L’article 89 de la Constitution est donc exigeant sur les modalités de révision constitutionnelle mais il sert par la même occasion de garde-fou : on ne révise pas à la légère. Cependant, dans le cas de la protection du climat, beaucoup ont dénoncé chez les sénateurs comme au Gouvernement des considérations politiques qui auraient pris de dessus sur l’enjeu environnemental.
Pas d’espoir de voir la protection de l’environnement inscrite dans l’article 1er de la Constitution ?

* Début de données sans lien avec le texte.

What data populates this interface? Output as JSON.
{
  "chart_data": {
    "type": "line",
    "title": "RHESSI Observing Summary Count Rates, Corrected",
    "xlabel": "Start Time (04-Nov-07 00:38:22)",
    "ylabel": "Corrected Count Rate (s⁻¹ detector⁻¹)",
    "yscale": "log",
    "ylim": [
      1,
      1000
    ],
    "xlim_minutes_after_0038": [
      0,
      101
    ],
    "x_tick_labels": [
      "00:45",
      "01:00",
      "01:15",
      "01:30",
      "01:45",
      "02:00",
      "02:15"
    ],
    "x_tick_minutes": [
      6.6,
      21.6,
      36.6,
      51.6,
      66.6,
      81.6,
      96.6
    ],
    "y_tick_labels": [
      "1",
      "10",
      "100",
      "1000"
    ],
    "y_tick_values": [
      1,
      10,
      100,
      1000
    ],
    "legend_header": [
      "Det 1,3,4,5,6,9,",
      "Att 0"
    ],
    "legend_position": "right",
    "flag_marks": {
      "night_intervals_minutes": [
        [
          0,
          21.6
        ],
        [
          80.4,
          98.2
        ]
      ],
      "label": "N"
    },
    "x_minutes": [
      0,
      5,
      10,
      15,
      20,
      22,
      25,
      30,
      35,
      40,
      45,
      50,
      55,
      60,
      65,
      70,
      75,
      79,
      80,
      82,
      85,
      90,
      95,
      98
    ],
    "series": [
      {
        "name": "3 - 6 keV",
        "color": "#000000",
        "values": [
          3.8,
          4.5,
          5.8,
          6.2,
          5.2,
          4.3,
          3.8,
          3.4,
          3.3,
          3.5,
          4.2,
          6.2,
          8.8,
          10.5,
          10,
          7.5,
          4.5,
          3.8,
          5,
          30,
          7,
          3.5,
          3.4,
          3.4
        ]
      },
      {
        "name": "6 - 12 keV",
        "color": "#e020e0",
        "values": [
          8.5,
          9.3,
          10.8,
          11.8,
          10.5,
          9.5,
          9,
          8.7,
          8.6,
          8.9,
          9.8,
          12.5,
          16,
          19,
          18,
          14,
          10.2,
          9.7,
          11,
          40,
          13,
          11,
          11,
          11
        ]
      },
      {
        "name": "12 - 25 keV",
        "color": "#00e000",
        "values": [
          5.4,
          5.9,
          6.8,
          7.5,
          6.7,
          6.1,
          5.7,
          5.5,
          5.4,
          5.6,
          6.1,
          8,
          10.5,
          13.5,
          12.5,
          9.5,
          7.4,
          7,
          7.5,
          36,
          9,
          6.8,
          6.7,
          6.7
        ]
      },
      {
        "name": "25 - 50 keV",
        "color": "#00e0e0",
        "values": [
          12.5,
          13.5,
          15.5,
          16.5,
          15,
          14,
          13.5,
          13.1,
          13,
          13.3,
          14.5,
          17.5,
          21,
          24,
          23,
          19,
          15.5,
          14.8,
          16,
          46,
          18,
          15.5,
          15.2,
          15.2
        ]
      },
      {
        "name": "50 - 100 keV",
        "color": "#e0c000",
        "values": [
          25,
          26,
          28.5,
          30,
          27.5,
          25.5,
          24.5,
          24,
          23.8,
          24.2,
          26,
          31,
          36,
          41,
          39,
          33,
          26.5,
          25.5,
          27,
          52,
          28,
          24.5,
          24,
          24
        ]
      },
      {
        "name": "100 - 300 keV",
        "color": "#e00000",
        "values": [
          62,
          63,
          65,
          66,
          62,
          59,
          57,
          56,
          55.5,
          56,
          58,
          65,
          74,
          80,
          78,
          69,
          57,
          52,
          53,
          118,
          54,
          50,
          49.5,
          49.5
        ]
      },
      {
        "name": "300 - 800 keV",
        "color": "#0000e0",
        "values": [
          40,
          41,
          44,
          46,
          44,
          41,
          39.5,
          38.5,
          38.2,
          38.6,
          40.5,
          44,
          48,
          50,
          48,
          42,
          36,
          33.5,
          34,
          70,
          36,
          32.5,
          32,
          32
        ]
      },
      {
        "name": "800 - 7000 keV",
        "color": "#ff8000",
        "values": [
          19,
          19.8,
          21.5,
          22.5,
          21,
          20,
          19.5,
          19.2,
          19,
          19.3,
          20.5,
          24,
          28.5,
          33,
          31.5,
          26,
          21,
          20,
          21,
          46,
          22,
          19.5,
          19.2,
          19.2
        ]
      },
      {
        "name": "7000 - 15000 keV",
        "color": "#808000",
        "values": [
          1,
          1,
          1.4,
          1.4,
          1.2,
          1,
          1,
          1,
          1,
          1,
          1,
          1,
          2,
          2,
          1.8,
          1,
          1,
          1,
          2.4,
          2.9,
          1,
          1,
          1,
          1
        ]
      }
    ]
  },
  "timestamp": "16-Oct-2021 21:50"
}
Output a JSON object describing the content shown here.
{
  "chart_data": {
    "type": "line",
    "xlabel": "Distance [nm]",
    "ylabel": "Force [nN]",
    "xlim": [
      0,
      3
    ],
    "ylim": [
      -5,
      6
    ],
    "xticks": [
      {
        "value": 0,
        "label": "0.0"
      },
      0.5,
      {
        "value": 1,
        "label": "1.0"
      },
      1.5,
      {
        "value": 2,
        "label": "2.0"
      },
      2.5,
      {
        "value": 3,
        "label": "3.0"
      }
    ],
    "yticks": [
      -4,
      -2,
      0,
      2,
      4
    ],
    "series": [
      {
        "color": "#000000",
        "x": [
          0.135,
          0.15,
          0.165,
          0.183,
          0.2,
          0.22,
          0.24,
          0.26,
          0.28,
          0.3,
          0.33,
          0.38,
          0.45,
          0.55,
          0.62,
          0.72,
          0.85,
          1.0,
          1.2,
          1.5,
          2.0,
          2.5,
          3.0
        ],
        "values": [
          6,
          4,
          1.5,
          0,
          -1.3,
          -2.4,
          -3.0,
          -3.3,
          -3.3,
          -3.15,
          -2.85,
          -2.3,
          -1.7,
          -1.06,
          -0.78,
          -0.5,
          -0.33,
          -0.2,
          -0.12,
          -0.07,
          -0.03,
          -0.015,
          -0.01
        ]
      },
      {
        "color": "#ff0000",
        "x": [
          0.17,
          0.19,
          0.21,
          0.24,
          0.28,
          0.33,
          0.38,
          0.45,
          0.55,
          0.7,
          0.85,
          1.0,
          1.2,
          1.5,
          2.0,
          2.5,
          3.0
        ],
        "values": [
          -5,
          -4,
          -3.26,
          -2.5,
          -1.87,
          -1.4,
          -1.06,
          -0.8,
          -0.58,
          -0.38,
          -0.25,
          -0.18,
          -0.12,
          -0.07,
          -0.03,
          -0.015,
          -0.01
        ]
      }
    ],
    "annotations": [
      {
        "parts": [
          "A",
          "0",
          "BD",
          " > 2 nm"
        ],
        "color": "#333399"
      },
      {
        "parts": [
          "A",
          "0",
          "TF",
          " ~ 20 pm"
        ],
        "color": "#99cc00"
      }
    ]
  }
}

Pour le moment, face aux désaccords entre députés et sénateurs et à l’incapacité à trouver un compromis, le Gouvernement a officiellement mis un terme au processus de révision constitutionnelle. Le projet de révision n’est donc plus d’actualité et les membres du Gouvernement comme les sénateurs ont commencé à rejeter la faute. Certaines personnalités du Gouvernement ont blâmé un Sénat « climato sceptique » comme M. Gabriel Attal ou dans des termes plus modéré la Ministre de la Transition écologique, Mme Barbara Pompili, a dénoncé “que manifestement les sénateurs sont contre la transition écologique”. Du côté du Sénat, on a parlé d’un coup de communication de la part du Gouvernement qui aurait “instrumentalisé” la question environnementale. Cela a notamment été pointé du point par Bruno Retailleau, chef de file des Républicains au Sénat.
Pour sa part, la ministre de la Transition écologique a déclaré qu’elle était déterminée à voir ce processus aboutir bien qu’il ne soit pas facile de le remettre dans l’agenda parlementaire. “Il y a beaucoup de réformes qu’on veut continuer de faire passer. Est-ce que l’on va réussir à réinscrire le texte ? Il faut voir s’il y a possibilité d’atterrir sur une rédaction” a-t-elle considéré. La procédure de révision constitutionnelle prévue par l’article 89 protège donc la Constitution de toute modification abusive mais n’aura pas joué en faveur de la cause environnementale.